Peter May, the business’s owner, studied sculpting in college and fell into the field after responding to a museum’s newspaper ad. He founded the company in 1987 and has grown it into a firm of 20 employees who work with clients as far away as Germany, Japan and Australia.

For May, 60, his day job stopped feeling surreal long ago, but few things give him more pleasure than when a stranger asks what he does for a living. He grins through his salt-and-pepper goatee and says, simply, “I build dinosaurs.”

Steve Jabo cut a slab of cardboard with a box cutter, then used duct tape to attach his tracing of what looked like a crocodile skeleton.

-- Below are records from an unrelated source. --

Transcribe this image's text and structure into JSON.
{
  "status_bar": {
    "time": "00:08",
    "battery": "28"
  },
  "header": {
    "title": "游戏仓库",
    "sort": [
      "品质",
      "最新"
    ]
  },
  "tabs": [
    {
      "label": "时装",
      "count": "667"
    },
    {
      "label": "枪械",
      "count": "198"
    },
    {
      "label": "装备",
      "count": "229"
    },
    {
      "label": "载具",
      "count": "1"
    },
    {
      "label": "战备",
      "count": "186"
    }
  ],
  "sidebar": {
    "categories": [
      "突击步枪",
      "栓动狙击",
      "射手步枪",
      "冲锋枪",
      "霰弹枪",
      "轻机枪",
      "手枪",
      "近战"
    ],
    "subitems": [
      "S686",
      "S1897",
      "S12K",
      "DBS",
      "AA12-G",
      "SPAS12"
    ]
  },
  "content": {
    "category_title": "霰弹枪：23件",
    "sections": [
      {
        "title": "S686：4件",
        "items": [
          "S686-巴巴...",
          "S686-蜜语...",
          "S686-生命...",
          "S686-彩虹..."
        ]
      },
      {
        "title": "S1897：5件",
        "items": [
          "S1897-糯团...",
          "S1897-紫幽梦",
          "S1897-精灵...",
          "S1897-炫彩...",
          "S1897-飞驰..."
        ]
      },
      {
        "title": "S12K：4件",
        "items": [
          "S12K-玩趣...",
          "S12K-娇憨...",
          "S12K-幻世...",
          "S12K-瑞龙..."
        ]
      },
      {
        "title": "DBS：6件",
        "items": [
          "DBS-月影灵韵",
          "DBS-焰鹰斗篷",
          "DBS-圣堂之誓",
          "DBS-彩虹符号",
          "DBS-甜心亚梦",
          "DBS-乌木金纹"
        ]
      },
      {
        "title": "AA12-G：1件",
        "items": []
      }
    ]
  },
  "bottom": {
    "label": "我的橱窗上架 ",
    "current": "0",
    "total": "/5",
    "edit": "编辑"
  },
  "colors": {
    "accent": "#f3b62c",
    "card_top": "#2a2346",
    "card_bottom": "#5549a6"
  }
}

“It’s very low tech,” said Jabo, a Smithsonian fossil preparator. He and his colleagues had come to Canada not just to gawk at their prized monster, but also to determine precisely how the T. rex, and everything around it, should appear.

Jabo brought the champsosaurus model and two other small cutouts to museum project manager Siobhan Starrs and Pauline Dolovich, a Toronto-based designer who is helping to plan the layout.

“Where’s champsy going to go?” Jabo said.

Starrs and Dolovich needed a minute. The pair had spent much of the prior 36 hours consulting a book of designs thicker than a dictionary.

“This is two volumes,” Dolovich said later, “of nine.”

Most buildings are designed by the foot, but not the fossil hall. It’s being designed by the inch, which means that 4.5 million presentation decisions have to be made — and that’s counting only the floor space.

In the District three weeks earlier, museum director Kirk Johnson stood in the empty hall and detailed its future, his voice echoing through an expanse that felt far more like a tomb than it ever had when it was filled with dead animals. Lights flickered, yellow caution tape hung from columns and sections of walls were gashed, as if an actual T. rex had chomped into them.

Like clearing plaque from an artery, the museum’s staffers will dismantle decades of incremental additions and clutter. Many of the 2,400 now-removed specimens also won’t be brought back as the space — once dubbed the Hall of Extinct Monsters — returns to its 1910 design, a much more open layout that will be partly lit by sunshine.

[At Natural History Museum, a crowded farewell to the Fossil Hall]

Though the museum’s attendance is only slightly behind last year’s pace of 7.3 million visitors, Johnson had once hoped that the renovation wouldn’t require five years. He now knows that it will take every bit of it, and, in Canada, the museum’s team seemed acutely aware of the time crunch.

They settled on a spot for the champsosaurus and its companions. They discussed how to depict the triceratops cast, deciding that its frill could have puncture wounds but no claw marks, because Carrano had never seen such a wound on an actual fossil. They debated how high they should place the tail of what will be the T. rex’s neighbor, an edmontosaurus that the cast company’s technicians had found was covered, in part, by a 1903 copy of The Washington Post (“BUY A HOME In Washington’s Most Popular Residence Section, COLUMBIA HEIGHTS,” an ad urged).

They asked Fair if he knew what the current plan suggested for the edmontosaurus.

“I would guess it’s about 8 or 9 feet, eh?” he said, adding a touch of Canadian to his answer.

And as the afternoon waned, and the museum team’s flight back to D.C. approached, Starrs sat cross-legged on the floor, jotting down notes with her back to the Smithsonian’s most important dinosaur.

She paused and looked up.

“It gives me goose bumps, literally, to think about how many children and their children and grandchildren will remember the moment,” she said, pointing over her shoulder. “And the moment is in front of the T. rex.”

Then Starrs stood, brushed the brown dirt off of her jeans and got back to work, because 2019 isn’t as far away as it sounds.